You walk on the bridge, the smell of fresh coffee fills the air. The DPO on the desk gives a tired smile, as his relief has finally shown up. He has had a busy night.
Working on a DP vessel shares many similarities with working on a regular vessel. There are unique aspects about it as well. The following article is by no means comprehensive, as we cannot hope to cover all the variations here, but the intent is to paint a broad picture of the scope of work & what is expected.
In general there will be 4 officers in charge of the DP watch. All 4 will be fully licenced DPO’s and 2 of them will be the Senior DPO’s. In many cases this corresponds to the Chief Officer & First Officer positions. If there are juniors, or DPO’s still in training without the requisite time completed they will be additional.
Note that on some vessels that the Chief Mate is an additional position to the DP Team. In this case the C/O will concentrate on running the deck.
Watches are organized in staggered 12 hour shifts. The DPO’s change out at 0600 & 1800, while the Seniors change at Noon & Midnight. This serves the purpose of having somebody there that is familiar with the events of the last 6 hours. If the watch change occurs right in the middle of something it allows the new person on watch a
chance to get up to speed before getting in to the deep end of the pool.
If you are looking for excitement, look somewhere else. When you take the desk remember that Boring DP is Good DP!
On the Desk
The first order of business after being handed over the watch (& once the coffee is poured!) is to run through a DP checklist. This ensures that you are aware of all the settings & that all systems are functioning properly. You can also pick up on something that may have been missed during the handover. It happens.
Time on the desk is split so that you will do one hour on, one hour off, in the Hot Seat. While you are on the desk you are responsible for making the vessel movements & for coordinating those moves with the various departments.
Off the Desk
It is very bad form to step in & start navigating pages or entering moves when you are not on the desk. Just as you wouldn’t make helm movements while underway & it is not your watch.
When your hour off the desk comes that doesn’t mean its time to lay back! The off desk DPO needs to assist in all the other tasks that the bridge team is responsible for. Things such as writing permits, monitoring the fire detection system & handling comms while the other DPO is busy handling the vessel.

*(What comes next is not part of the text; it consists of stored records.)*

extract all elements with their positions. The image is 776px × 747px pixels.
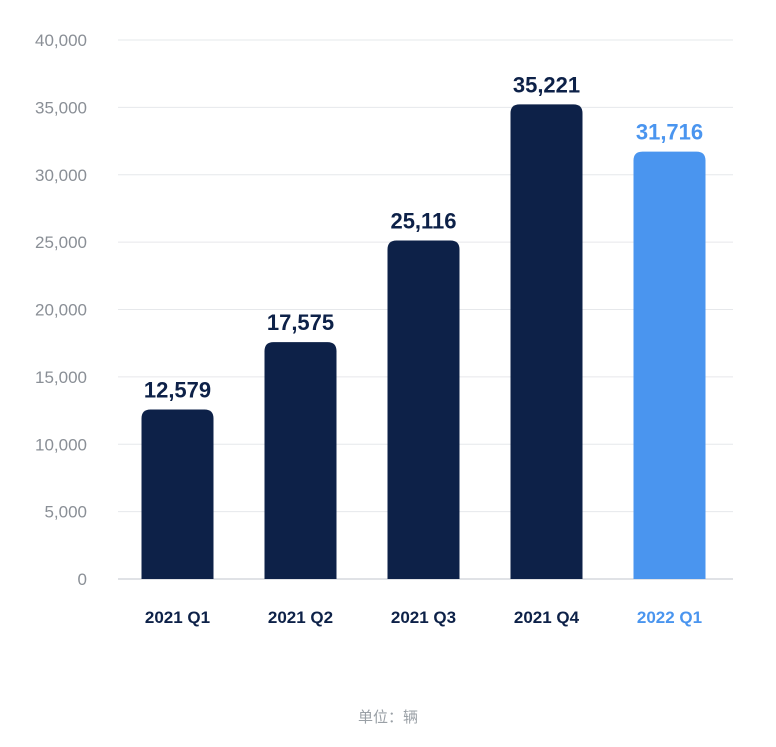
x-category-label: 2021 Q2: [268, 608, 333, 627]
x-category-label: 2021 Q1: [145, 608, 210, 627]
bar-value-label: 35,221: [513, 72, 580, 97]
x-category-label: 2021 Q3: [391, 608, 456, 627]
bar-value-label: 25,116: [390, 209, 456, 234]
x-category-label: 2022 Q1: [637, 608, 702, 627]
bar-value-label: 31,716: [636, 120, 703, 145]
x-category-label: 2021 Q4: [514, 608, 580, 627]
y-tick-label: 5,000: [44, 503, 87, 522]
y-tick-label: 20,000: [35, 301, 87, 320]
y-tick-label: 35,000: [35, 98, 87, 117]
y-tick-label: 10,000: [35, 435, 87, 454]
y-tick-label: 30,000: [35, 166, 87, 185]
bar: [141, 409, 214, 579]
unit-note: 单位：辆: [357, 708, 418, 726]
bar-value-label: 17,575: [267, 310, 334, 335]
bar: [387, 240, 460, 580]
bar: [510, 104, 583, 579]
bar-value-label: 12,579: [144, 377, 211, 402]
bar: [264, 342, 337, 579]
y-tick-label: 40,000: [35, 31, 87, 50]
y-tick-label: 25,000: [35, 233, 87, 252]
bar: [633, 151, 706, 580]
y-tick-label: 0: [78, 570, 87, 589]
y-tick-label: 15,000: [35, 368, 87, 387]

And thats not to mention your regular duties as an officer! Just because you handle the DP system does not mean your other responsibilities are now null & void. Charts still need correction, safety gear requires maintenance & inspections, stability needs to be monitored & in some cases ballast needs to be pumped.
The Captain Steps In
Meal times will usually see the Captain come up to offer a relief. No hour lunch breaks here! Down to the galley & back up again. You may find yourself with a Captain that lets you take some extra time, but on a busy working vessel this is not likely.
The Skipper also shows up most days in the morning & afternoon to let one of the guys out for a spell. This time is used to get caught up on your responsibilities on deck. The night shift DPO may not be so lucky however & may need to get to those jobs after watch. And no, you will not get overtime. You signed up on a Day Rate or Salary & that’s what you’ll get!

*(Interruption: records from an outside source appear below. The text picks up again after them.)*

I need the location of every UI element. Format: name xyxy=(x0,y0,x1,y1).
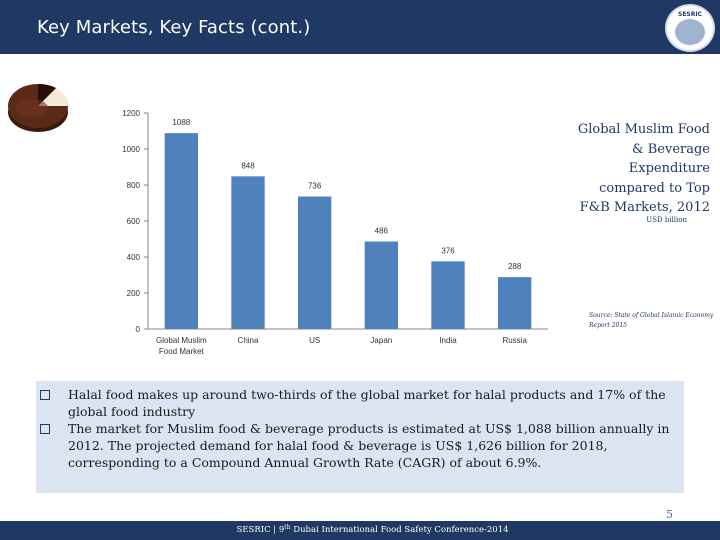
sesric-logo: SESRIC xyxy=(665,4,715,52)
data-label: 848 xyxy=(241,161,255,170)
category-label: US xyxy=(309,336,320,345)
notes-box: Halal food makes up around two-thirds of… xyxy=(36,381,684,493)
bar xyxy=(231,176,265,329)
chart-source: Source: State of Global Islamic Economy … xyxy=(589,312,714,329)
bar xyxy=(298,196,332,329)
slide-title: Key Markets, Key Facts (cont.) xyxy=(37,17,311,38)
logo-text: SESRIC xyxy=(678,11,702,18)
category-label: Food Market xyxy=(159,347,205,356)
footer-text: SESRIC | 9th Dubai International Food Sa… xyxy=(0,524,720,535)
y-tick-label: 1000 xyxy=(122,145,140,154)
globe-icon xyxy=(675,19,705,45)
y-tick-label: 400 xyxy=(127,253,141,262)
data-label: 486 xyxy=(375,227,389,236)
note-text: The market for Muslim food & beverage pr… xyxy=(68,421,670,470)
category-label: India xyxy=(439,336,457,345)
footer-bar: SESRIC | 9th Dubai International Food Sa… xyxy=(0,521,720,540)
category-label: Russia xyxy=(502,336,527,345)
page-number: 5 xyxy=(666,508,673,521)
footer-text-suffix: Dubai International Food Safety Conferen… xyxy=(290,525,509,535)
footer-text-sup: th xyxy=(284,524,291,531)
category-label: Global Muslim xyxy=(156,336,207,345)
chart-unit: USD billion xyxy=(646,216,687,224)
category-label: Japan xyxy=(370,336,392,345)
bar-chart: 0 200 400 600 800 1000 1200 1088 Global Muslim Fo… xyxy=(0,100,560,370)
y-tick-label: 600 xyxy=(127,217,141,226)
bar xyxy=(164,133,198,329)
title-bar: Key Markets, Key Facts (cont.) SESRIC xyxy=(0,0,720,54)
note-item: The market for Muslim food & beverage pr… xyxy=(40,420,676,471)
data-label: 1088 xyxy=(172,118,190,127)
y-tick-label: 800 xyxy=(127,181,141,190)
footer-text-prefix: SESRIC | 9 xyxy=(236,525,285,535)
bar xyxy=(431,261,465,329)
pie-chart-icon xyxy=(8,83,69,132)
y-tick-label: 200 xyxy=(127,289,141,298)
category-label: China xyxy=(238,336,259,345)
note-item: Halal food makes up around two-thirds of… xyxy=(40,386,676,420)
data-label: 288 xyxy=(508,262,522,271)
chart-title: Global Muslim Food & Beverage Expenditur… xyxy=(577,122,710,215)
checkbox-bullet-icon xyxy=(40,390,50,400)
data-label: 736 xyxy=(308,182,322,191)
bar xyxy=(498,277,532,329)
data-label: 376 xyxy=(441,246,455,255)
note-text: Halal food makes up around two-thirds of… xyxy=(68,387,666,419)
checkbox-bullet-icon xyxy=(40,424,50,434)
bar xyxy=(364,241,398,329)
bar-chart-svg: 0 200 400 600 800 1000 1200 1088 Global Muslim Fo… xyxy=(122,109,548,356)
y-tick-label: 1200 xyxy=(122,109,140,118)
y-tick-label: 0 xyxy=(136,325,141,334)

Don’t be surprised to see the bridge fill up during the day, especially around coffee time. Just make sure it’s fresh! If you can’t come to them they will come to you.
On some vessels the DPO will also act as the HLO. In that case the Captain will again come up to let you go once the chopper calls in, hopefully before it is on your deck! Depending on the layout this may mean that anemometers or Radars need to be de-selected. Good communication is critical.
The Operators Mindset
Working on the bridge it is the responsibility of everyone on shift to keep a situational overview of the entire operation. Being aware of the surrounding vessels & obstructions, the subsea structures that can affect your work, reference systems, weather & all the jobs running concurently onboard need to be watched. the integrity of the vessels systems are monitored continuously so that in the event of a change or system failure the operator is ready to react & has the information in mind of how to do so properly.

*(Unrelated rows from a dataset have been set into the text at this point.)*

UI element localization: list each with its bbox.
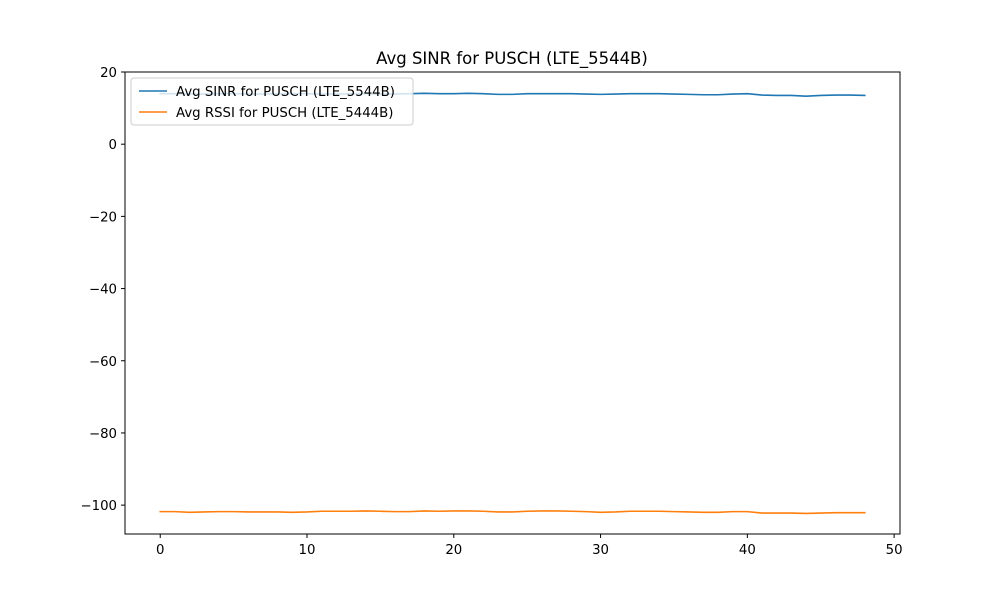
x-tick-label: 20 <box>445 543 462 558</box>
legend-label-rssi: Avg RSSI for PUSCH (LTE_5444B) <box>176 106 393 121</box>
legend-label-sinr: Avg SINR for PUSCH (LTE_5544B) <box>176 85 395 100</box>
x-tick-label: 50 <box>886 543 903 558</box>
y-tick-label: −20 <box>89 210 117 225</box>
y-tick-label: −100 <box>80 499 117 514</box>
x-tick-label: 30 <box>592 543 609 558</box>
y-tick-label: −80 <box>89 427 117 442</box>
legend-frame <box>130 77 414 126</box>
x-tick-label: 10 <box>299 543 316 558</box>
y-tick-label: −60 <box>89 355 117 370</box>
x-tick-label: 40 <box>739 543 756 558</box>
series-line-rssi <box>159 510 866 515</box>
chart-title: Avg SINR for PUSCH (LTE_5544B) <box>376 49 648 69</box>
x-tick-label: 0 <box>156 543 164 558</box>
y-tick-label: −40 <box>89 283 117 298</box>
y-tick-label: 20 <box>100 66 117 81</box>
axes-frame <box>124 71 901 535</box>
y-tick-label: 0 <box>109 138 117 153</box>
legend: Avg SINR for PUSCH (LTE_5544B) Avg RSSI … <box>130 77 414 126</box>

Things such as escape routes & proximity of buoys or vessels need to be addressed & plans should be made & revised as required. Everything may be going well but if a shift in wind catches you snoozing it could result in the vessel going off position in an unplanned direction. There is always the potential of damage to the ship, the environment or to the life of your crew. And when it happens it will happen fast.
I hope this sheds some light on what goes on during a typical day for those interested in getting into DP or maybe just curious.